Hitler, Mussolini, and Franco
Meanwhile in Europe, bad guys were moving into the neighborhood. Benito Mussolini, the founder and strutting proponent of Fascism, had taken over Italy in 1922. Looking for something strong and glorious to do, Mussolini invaded the independent African empire of Ethiopia in 1935, sending Italian soldiers in tanks and planes to fight people armed with spears. The League of Nations, without American support, did little but bluster to stop Mussolini.
Adolf Hitler, a tyrant with murderous intentions, took over Germany in 1933 through a parliamentary process. After quickly getting rid of his country's struggling democracy, Hitler revived the German economy with dictatorial control, massive military re-armament, and projects like the world's first national freeway system (the autobahn) and the first specially created "people's car" (the Volkswagen). Ominously, he also began an ever-tightening persecution of Jewish people and other minorities. Some Western democracies tried to overlook Hitler's crimes because they thought he would fight Communism.
In 1936, Hitler and Mussolini aligned themselves as the Axis powers. Soon they had a joint project. The democratic government of Spain was fighting a civil war with would-be dictator General Franco. Germany and Italy jumped in on Franco's side, sending troops, planes, and tanks. The Spanish Republican government got some help from the Soviet Union and individual volunteers from many countries, including the United States. The governments of France, Britain, and the United States refused to help save the Spanish government, but Germany and Italy had no such hesitation about destroying it.
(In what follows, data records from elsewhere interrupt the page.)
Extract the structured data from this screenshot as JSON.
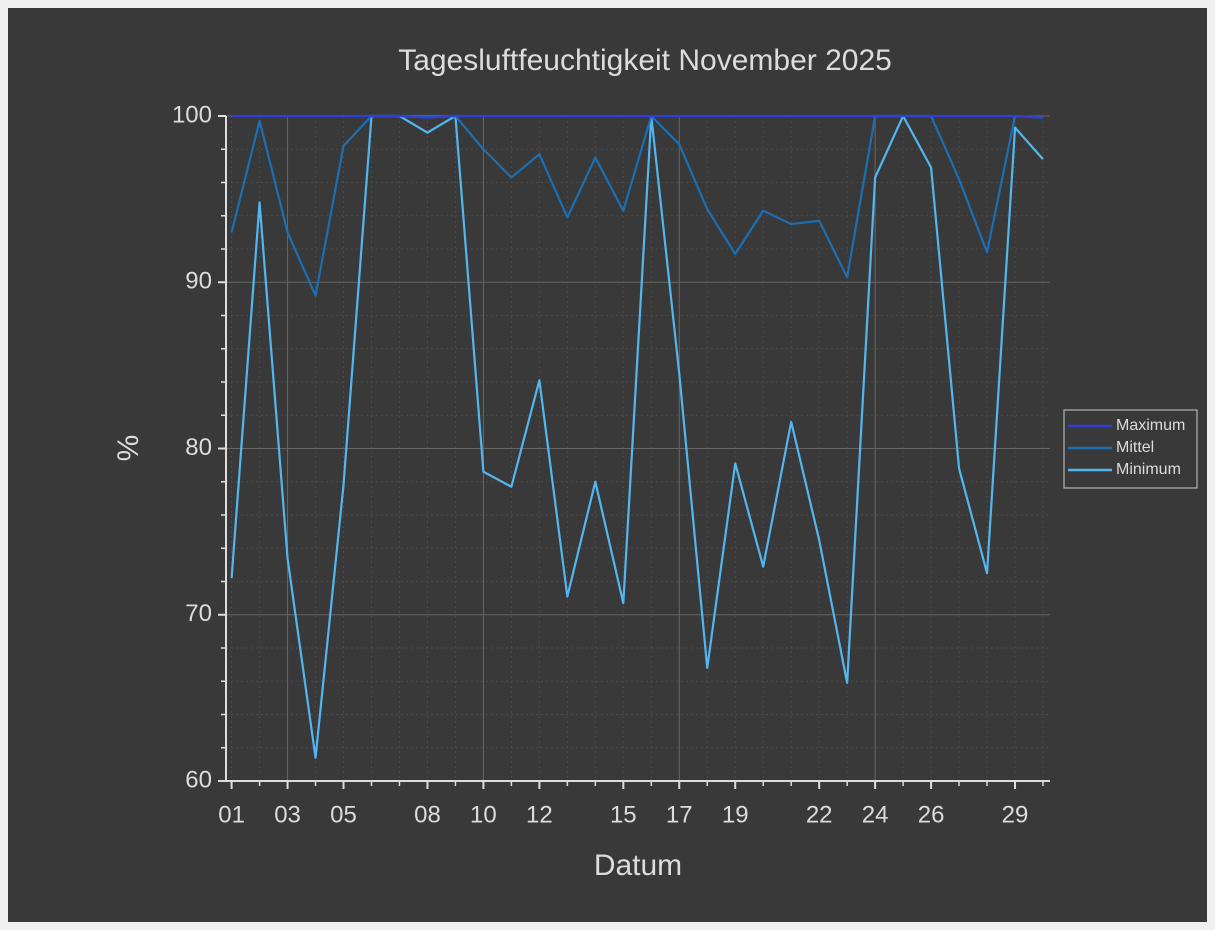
{
  "chart_data": {
    "type": "line",
    "title": "Tagesluftfeuchtigkeit November 2025",
    "xlabel": "Datum",
    "ylabel": "%",
    "x": [
      1,
      2,
      3,
      4,
      5,
      6,
      7,
      8,
      9,
      10,
      11,
      12,
      13,
      14,
      15,
      16,
      17,
      18,
      19,
      20,
      21,
      22,
      23,
      24,
      25,
      26,
      27,
      28,
      29,
      30
    ],
    "series": [
      {
        "name": "Maximum",
        "color": "#2f3fd8",
        "values": [
          100,
          100,
          100,
          100,
          100,
          100,
          100,
          99.9,
          100,
          100,
          100,
          100,
          100,
          100,
          100,
          100,
          100,
          100,
          100,
          100,
          100,
          100,
          100,
          100,
          100,
          100,
          100,
          100,
          100,
          99.9
        ]
      },
      {
        "name": "Mittel",
        "color": "#1b6fb2",
        "values": [
          93.0,
          99.7,
          93.0,
          89.2,
          98.2,
          100,
          100,
          100,
          100,
          98.0,
          96.3,
          97.7,
          93.9,
          97.5,
          94.3,
          100,
          98.3,
          94.4,
          91.7,
          94.3,
          93.5,
          93.7,
          90.3,
          100,
          100,
          100,
          96.2,
          91.8,
          100,
          99.9
        ]
      },
      {
        "name": "Minimum",
        "color": "#52b6f0",
        "values": [
          72.2,
          94.8,
          73.4,
          61.4,
          77.8,
          100,
          100,
          99.0,
          100,
          78.6,
          77.7,
          84.1,
          71.1,
          78.0,
          70.7,
          100,
          84.5,
          66.8,
          79.1,
          72.9,
          81.6,
          74.5,
          65.9,
          96.3,
          100,
          96.9,
          78.8,
          72.5,
          99.3,
          97.4
        ]
      }
    ],
    "xlim": [
      0.8,
      30.25
    ],
    "xticks": [
      {
        "value": 1,
        "label": "01"
      },
      {
        "value": 3,
        "label": "03"
      },
      {
        "value": 5,
        "label": "05"
      },
      {
        "value": 8,
        "label": "08"
      },
      {
        "value": 10,
        "label": "10"
      },
      {
        "value": 12,
        "label": "12"
      },
      {
        "value": 15,
        "label": "15"
      },
      {
        "value": 17,
        "label": "17"
      },
      {
        "value": 19,
        "label": "19"
      },
      {
        "value": 22,
        "label": "22"
      },
      {
        "value": 24,
        "label": "24"
      },
      {
        "value": 26,
        "label": "26"
      },
      {
        "value": 29,
        "label": "29"
      }
    ],
    "xgrid": [
      3,
      10,
      17,
      24
    ],
    "ylim": [
      60,
      100
    ],
    "yticks": [
      60,
      70,
      80,
      90,
      100
    ],
    "yminorticks": [
      62,
      64,
      66,
      68,
      72,
      74,
      76,
      78,
      82,
      84,
      86,
      88,
      92,
      94,
      96,
      98
    ],
    "grid": true,
    "legend": "right"
  }
}
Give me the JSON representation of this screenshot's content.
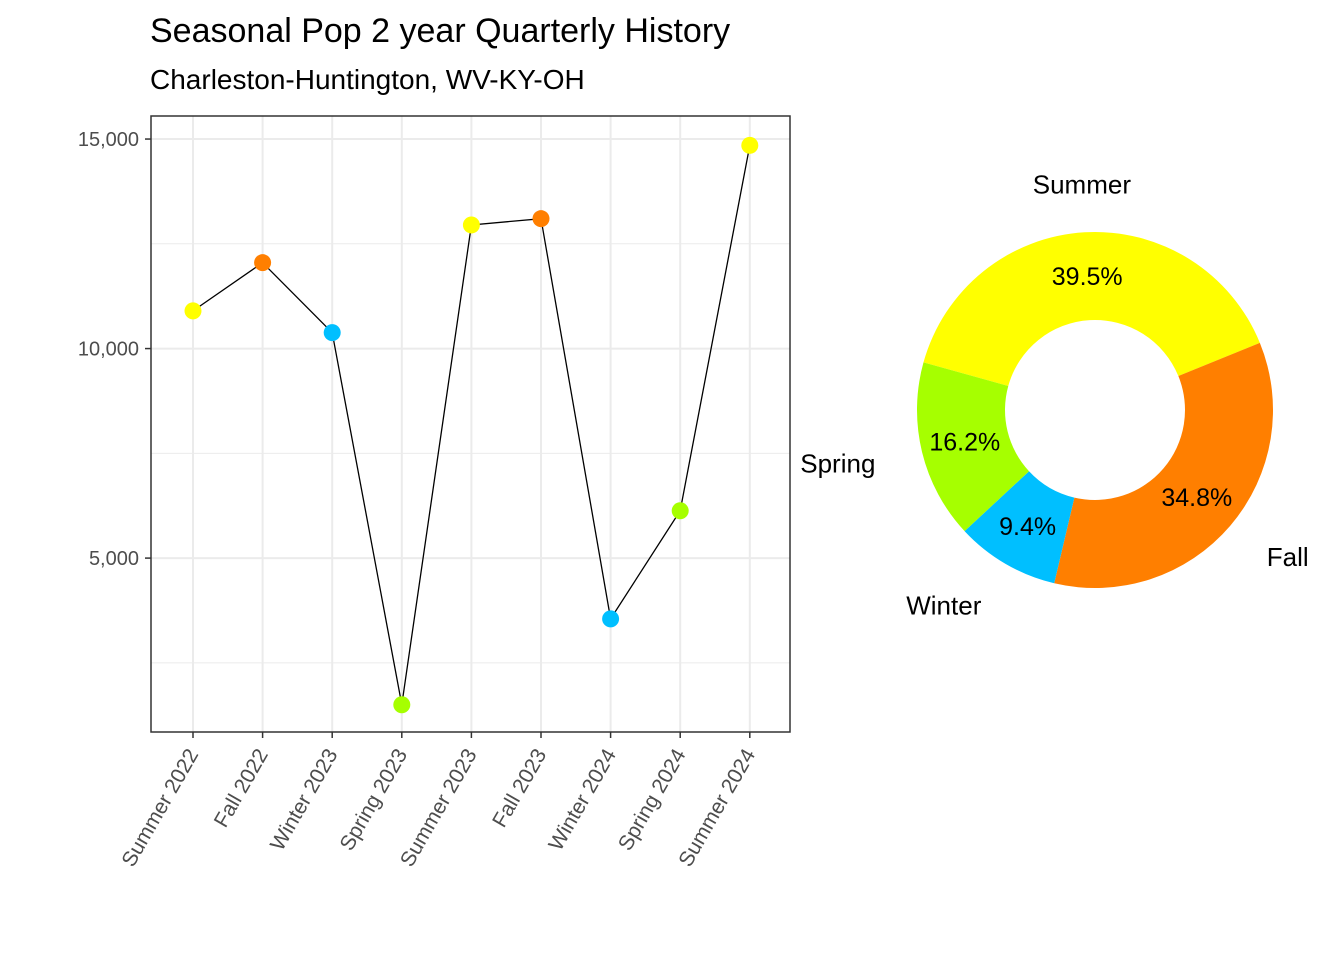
{
  "chart_data": [
    {
      "type": "line",
      "title": "Seasonal Pop 2 year Quarterly History",
      "subtitle": "Charleston-Huntington, WV-KY-OH",
      "xlabel": "",
      "ylabel": "",
      "categories": [
        "Summer 2022",
        "Fall 2022",
        "Winter 2023",
        "Spring 2023",
        "Summer 2023",
        "Fall 2023",
        "Winter 2024",
        "Spring 2024",
        "Summer 2024"
      ],
      "values": [
        10900,
        12050,
        10380,
        1500,
        12950,
        13100,
        3550,
        6130,
        14850
      ],
      "seasons": [
        "Summer",
        "Fall",
        "Winter",
        "Spring",
        "Summer",
        "Fall",
        "Winter",
        "Spring",
        "Summer"
      ],
      "ylim": [
        850,
        15550
      ],
      "yticks": [
        5000,
        10000,
        15000
      ],
      "ytick_labels": [
        "5,000",
        "10,000",
        "15,000"
      ],
      "grid": true,
      "line_color": "#000000"
    },
    {
      "type": "pie",
      "donut": true,
      "slices": [
        {
          "label": "Summer",
          "value": 39.5,
          "pct_label": "39.5%",
          "color": "#FFFF00"
        },
        {
          "label": "Fall",
          "value": 34.8,
          "pct_label": "34.8%",
          "color": "#FF7F00"
        },
        {
          "label": "Winter",
          "value": 9.4,
          "pct_label": "9.4%",
          "color": "#00BFFF"
        },
        {
          "label": "Spring",
          "value": 16.2,
          "pct_label": "16.2%",
          "color": "#A6FF00"
        }
      ]
    }
  ],
  "season_colors": {
    "Summer": "#FFFF00",
    "Fall": "#FF7F00",
    "Winter": "#00BFFF",
    "Spring": "#A6FF00"
  }
}
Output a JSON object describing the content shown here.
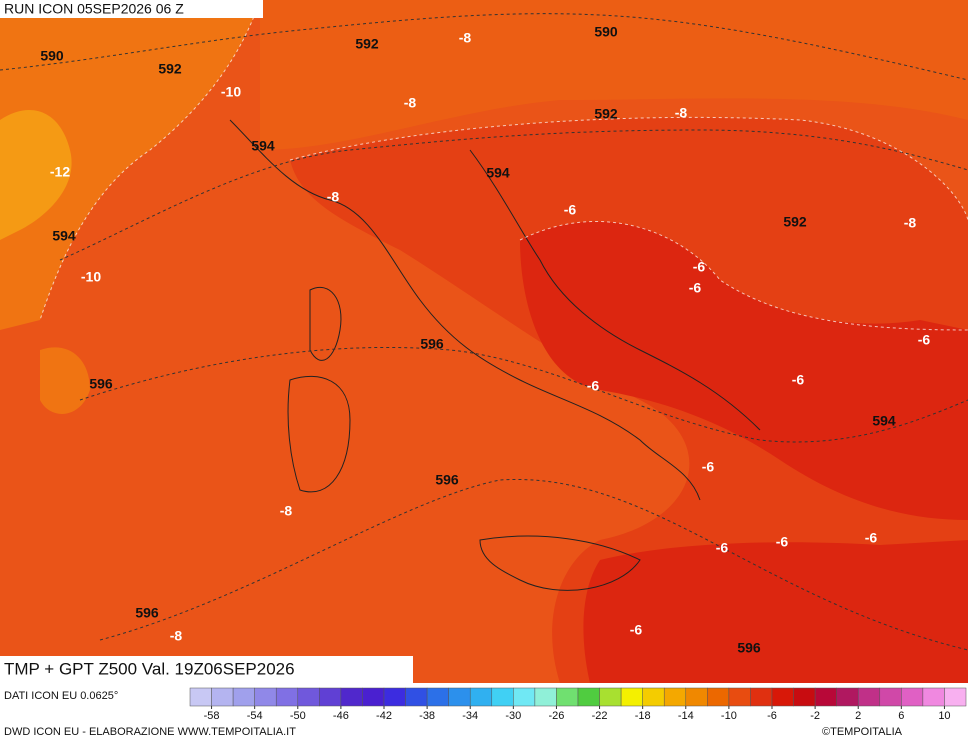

After three years of brutal fighting — including the bombing of civilians by Germany and Italy — Franco won (1939).
The Neutrality Acts
As the dictators increased their power, the United States increased its effort to figure out a better way to stay out of trouble. Congress passed separate Neutrality Acts for three years in a row starting in 1935, in an attempt to avoid the kind of economic entanglement that had led to the U.S. being drawn in to World War I.
These neutrality acts said that when the president proclaimed the existence of a foreign war, no American could loan money, sell weapons, or even sail on a ship belonging to one of the fighting sides. These rules were a step back from the freedom of the seas for which the U.S. had fought major wars in the past. The Neutrality Acts made no distinction between good guys and bad guys; the United States wasn't going to help anybody.
By not working for democracy, the Neutrality Acts gave the advantage to dictatorships. The United States's attempts to avoid conflict also included a refusal to prepare for any possible war. Throughout most of the 1930s, the American army contained fewer than 200,000 men, smaller than the armies of Poland or Turkey.